TBD: Detailed design. This early draft is intended to solicit community feedback about whether this general approach is doomed for reasons not addressed in the IETF drafts, or whether attempting an implementation and filling out all the details will actually be deployable, once it all works.
It's reasonable to question why we wouldn't solve the scaling problem by defining an API for a specific transport protocol, such as FLUTE or NORM, or by adding support for RTP with RAMS or other multicast-enabling features.
Part of the problem is that many existing applications (such as IPTV systems currently deployed by some ISPs) don't use these protocols, and we hope not to exclude their use cases, even though some of the deployments use proprietary protocols with no publicly available implementations.
Multicast IP also is an area of ongoing research with new protocols still being developed, for example draft-pardue-quic-http-mcast. We believe enabling this kind of experimentation with web apps will be extremely valuable.
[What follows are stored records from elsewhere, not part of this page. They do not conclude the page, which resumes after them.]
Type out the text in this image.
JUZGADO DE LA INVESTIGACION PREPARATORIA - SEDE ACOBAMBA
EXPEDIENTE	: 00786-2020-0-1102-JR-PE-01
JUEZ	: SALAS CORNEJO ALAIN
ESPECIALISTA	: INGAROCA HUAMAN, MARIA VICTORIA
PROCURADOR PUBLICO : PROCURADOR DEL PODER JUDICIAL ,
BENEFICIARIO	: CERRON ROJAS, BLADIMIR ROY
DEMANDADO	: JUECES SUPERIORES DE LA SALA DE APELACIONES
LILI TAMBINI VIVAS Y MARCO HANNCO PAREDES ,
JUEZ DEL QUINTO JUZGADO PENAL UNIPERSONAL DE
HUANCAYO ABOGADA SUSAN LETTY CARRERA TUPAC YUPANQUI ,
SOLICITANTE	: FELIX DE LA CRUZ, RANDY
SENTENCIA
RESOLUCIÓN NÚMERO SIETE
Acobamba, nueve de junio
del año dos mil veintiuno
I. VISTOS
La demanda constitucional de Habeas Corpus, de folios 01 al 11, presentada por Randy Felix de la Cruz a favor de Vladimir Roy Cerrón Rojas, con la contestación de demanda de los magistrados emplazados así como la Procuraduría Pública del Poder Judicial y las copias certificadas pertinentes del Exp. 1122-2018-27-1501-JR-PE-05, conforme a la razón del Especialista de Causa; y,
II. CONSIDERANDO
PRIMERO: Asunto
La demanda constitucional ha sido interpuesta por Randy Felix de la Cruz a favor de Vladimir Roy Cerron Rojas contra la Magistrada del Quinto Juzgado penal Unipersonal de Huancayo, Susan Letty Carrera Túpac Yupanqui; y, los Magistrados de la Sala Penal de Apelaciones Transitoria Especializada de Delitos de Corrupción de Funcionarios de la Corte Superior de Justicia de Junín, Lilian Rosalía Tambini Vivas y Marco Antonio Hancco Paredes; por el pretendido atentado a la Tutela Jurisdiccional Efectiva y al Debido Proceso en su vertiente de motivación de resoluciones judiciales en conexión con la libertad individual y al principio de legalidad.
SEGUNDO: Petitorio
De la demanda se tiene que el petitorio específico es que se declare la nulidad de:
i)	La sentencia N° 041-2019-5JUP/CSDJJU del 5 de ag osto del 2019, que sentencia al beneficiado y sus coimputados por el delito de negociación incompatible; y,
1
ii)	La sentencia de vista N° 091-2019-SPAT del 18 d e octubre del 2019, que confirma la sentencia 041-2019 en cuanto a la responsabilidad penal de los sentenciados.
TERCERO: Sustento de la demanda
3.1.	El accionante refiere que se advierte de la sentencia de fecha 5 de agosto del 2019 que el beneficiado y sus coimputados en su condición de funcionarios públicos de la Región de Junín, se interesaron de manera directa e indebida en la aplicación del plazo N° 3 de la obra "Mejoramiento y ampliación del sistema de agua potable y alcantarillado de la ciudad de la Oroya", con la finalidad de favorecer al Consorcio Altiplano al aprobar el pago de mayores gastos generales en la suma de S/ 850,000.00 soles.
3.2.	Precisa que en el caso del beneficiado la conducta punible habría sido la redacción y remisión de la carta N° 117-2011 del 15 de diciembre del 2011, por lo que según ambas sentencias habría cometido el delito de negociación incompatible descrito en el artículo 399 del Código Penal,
Additionally, a number of gaming or communication protocols exist that are built directly on top of unreliable UDP transport, and are specific to the application itself. These applications are also often proprietary or least non-standard (but still sometimes deployed and useful and could benefit from scalability).
The intent of the proposed architecture is to provide all the necessary guard rails to ensure safety for the network and receiver so that interdomain multicast can be delivered approximately as safely as other kinds of traffic, while permitting experimentation that can realize the untapped potential for a wide variety of uni-directional one-to-many protocol designs.
It has been suggested that this might fit as a unidirectional protocol definition within WebTransport.
As it stands today, this proposal is not compatible with the WebTransport goal of "Ensure the same security properties as WebSockets", because the one-to-many nature of this proposal makes it impossible to provide the same security guarantees as TLS.
After discussion with some of the WebTransport contributors, the advice was to open this as an independent proposal.
If there's enough consensus that it's worthwhile, perhaps it's possible to make the goals compatible in some way and to fold this proposal into a subset of WebTransport. But as of today the idea has been (very tentatively) considered, and sits somewhere between 'rejected' and 'deferred'.